The last year has seen a string of takedowns of botnet command-and-control servers, malware drop zones, spam operations and other pieces of the crimeware infrastructure, each of which made a dent in one way or another. But the question of whether the takedowns have had any lasting effect on the overall level of crime and fraud online is a more complicated one.
The most recent operation that’s gained notice is the takedown of VolgaHost, a hosting provider in Russia that had attracted a lot of attention from researchers for allegedly hosting hundreds of malicious URLs and botnet servers. VolgaHost was rated by HostExploit as the worst hosting provider on the Internet in terms of the amount of crimeware on its platform, and last week the company was effectively taken offline when its upstream provider de-peered it.
That action cut VolgaHost off from the Internet and killed the connectivity for all of its customers, as well, eliminating a number of C&C servers used by the Zeus botnet. However, online fraud and crime is a worldwide industry and removing one hosting provider–however large and active it may be–from the equation is of inherently limited value. It’s a never-ending game of whack-a-mole in which researchers or hosting providers or law enforcement officials knock down a few servers, only to see them pop up again somewhere else a day or a week later.

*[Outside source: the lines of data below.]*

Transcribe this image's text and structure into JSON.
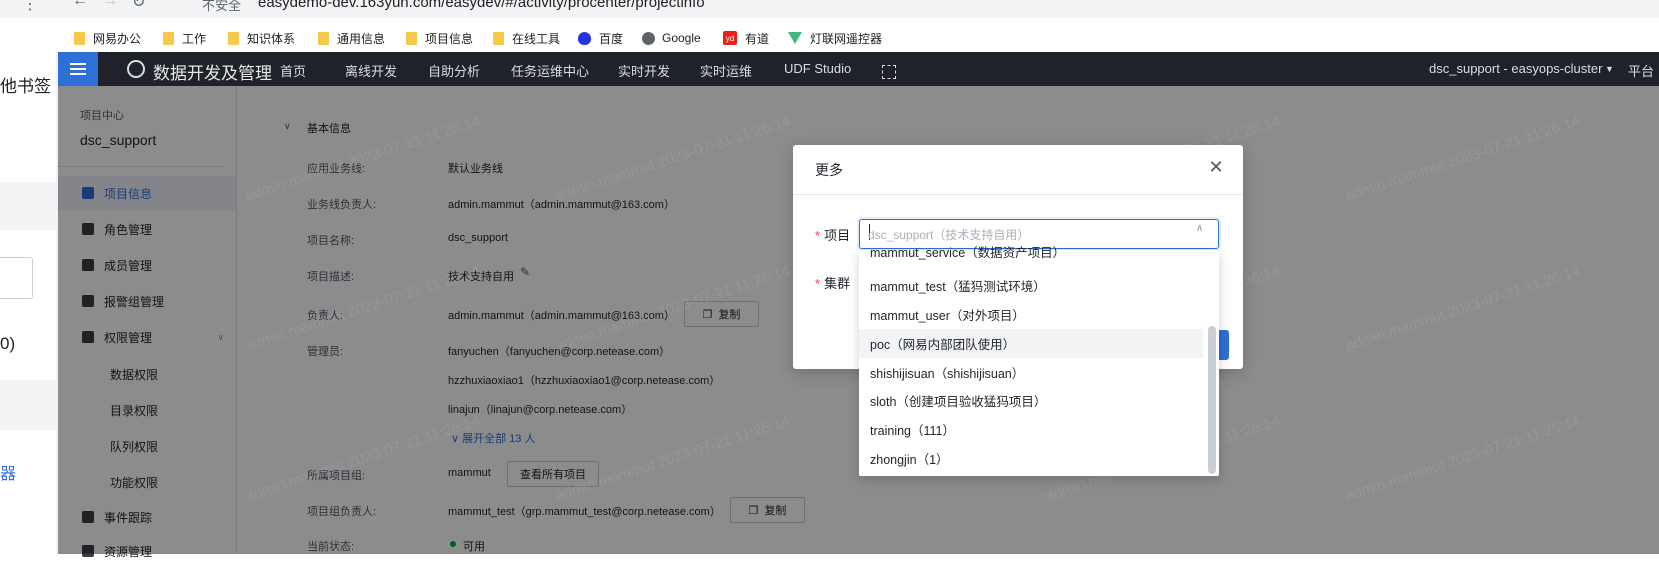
{
  "browser": {
    "security_label": "不安全",
    "url": "easydemo-dev.163yun.com/easydev/#/activity/procenter/projectinfo",
    "bookmarks": [
      {
        "label": "网易办公",
        "icon": "folder-icon"
      },
      {
        "label": "工作",
        "icon": "folder-icon"
      },
      {
        "label": "知识体系",
        "icon": "folder-icon"
      },
      {
        "label": "通用信息",
        "icon": "folder-icon"
      },
      {
        "label": "项目信息",
        "icon": "folder-icon"
      },
      {
        "label": "在线工具",
        "icon": "folder-icon"
      },
      {
        "label": "百度",
        "icon": "baidu-icon"
      },
      {
        "label": "Google",
        "icon": "google-icon"
      },
      {
        "label": "有道",
        "icon": "youdao-icon"
      },
      {
        "label": "灯联网遥控器",
        "icon": "vue-icon"
      }
    ],
    "left_fragment_1": "他书签",
    "left_fragment_2": "0)",
    "left_fragment_3": "器"
  },
  "app": {
    "title": "数据开发及管理",
    "nav": [
      "首页",
      "离线开发",
      "自助分析",
      "任务运维中心",
      "实时开发",
      "实时运维",
      "UDF Studio"
    ],
    "cluster": "dsc_support - easyops-cluster",
    "platform": "平台"
  },
  "sidebar": {
    "section_title": "项目中心",
    "project": "dsc_support",
    "items": [
      {
        "label": "项目信息",
        "active": true
      },
      {
        "label": "角色管理"
      },
      {
        "label": "成员管理"
      },
      {
        "label": "报警组管理"
      },
      {
        "label": "权限管理"
      }
    ],
    "subitems": [
      "数据权限",
      "目录权限",
      "队列权限",
      "功能权限"
    ],
    "after": [
      "事件跟踪",
      "资源管理"
    ]
  },
  "main": {
    "section": "基本信息",
    "rows": [
      {
        "label": "应用业务线:",
        "value": "默认业务线"
      },
      {
        "label": "业务线负责人:",
        "value": "admin.mammut（admin.mammut@163.com）"
      },
      {
        "label": "项目名称:",
        "value": "dsc_support"
      },
      {
        "label": "项目描述:",
        "value": "技术支持自用"
      },
      {
        "label": "负责人:",
        "value": "admin.mammut（admin.mammut@163.com）"
      },
      {
        "label": "管理员:",
        "value": "fanyuchen（fanyuchen@corp.netease.com）"
      },
      {
        "label": "",
        "value": "hzzhuxiaoxiao1（hzzhuxiaoxiao1@corp.netease.com）"
      },
      {
        "label": "",
        "value": "linajun（linajun@corp.netease.com）"
      },
      {
        "label": "所属项目组:",
        "value": "mammut"
      },
      {
        "label": "项目组负责人:",
        "value": "mammut_test（grp.mammut_test@corp.netease.com）"
      },
      {
        "label": "当前状态:",
        "value": "可用"
      }
    ],
    "expand_label": "展开全部 13 人",
    "copy_label": "复制",
    "view_all_label": "查看所有项目"
  },
  "modal": {
    "title": "更多",
    "project_label": "项目",
    "cluster_label": "集群",
    "select_placeholder": "dsc_support（技术支持自用）",
    "options": [
      {
        "label": "mammut_service（数据资产项目）"
      },
      {
        "label": "mammut_test（猛犸测试环境）"
      },
      {
        "label": "mammut_user（对外项目）"
      },
      {
        "label": "poc（网易内部团队使用）",
        "highlighted": true
      },
      {
        "label": "shishijisuan（shishijisuan）"
      },
      {
        "label": "sloth（创建项目验收猛犸项目）"
      },
      {
        "label": "training（111）"
      },
      {
        "label": "zhongjin（1）"
      }
    ]
  },
  "watermark": "admin.mammut 2023-07-21 11:26:14",
  "colors": {
    "accent": "#2e6fd8",
    "nav_bg": "#1f2329",
    "required": "#f53f3f",
    "status_ok": "#00b42a"
  }
}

Zeus, which has been known publicly for more than a year, is a prime example. Though it’s often referred to as a botnet, Zeus is more precisely a crimeware kit that is available for purchase by anyone, giving each customer the ability to create his own small malware operation. Taking down a few servers being used by one Zeus operation to control compromised machines is, unfortunately, only going to be effective in cutting off that specific operation. Any other Zeus networks not connected to that operation will be unaffected.
This has held true for most botnet takedowns in recent years, whether it be Waledac, Pushdo or any other network. Those operations had a major effect on the volume of spam in the short term, but after a quick respite, levels usually have returned to where they were before the takedown. The action that’s made the biggest difference in the volume of spam of late is the closure of a major spam affiliate program known as Spamit late last year. That closure, combined with some other factors, has effectively slashed the volume of spam by nearly three-quarters.
But while spam and other forms of online crime, such as botnets, identity theft and phishing, are closely intertwined, attackers can survive and do their damage without spam. The work that ISPs and legitimate hosting providers are doing to address
the problem is valuable and absolutely necessary and more of it would
be welcome. But unfortunately, the scope of the worldwide online crime and fraud problem is so massive that no one takedown operation or combination of actions is likely to have any lasting, measurable effect on it.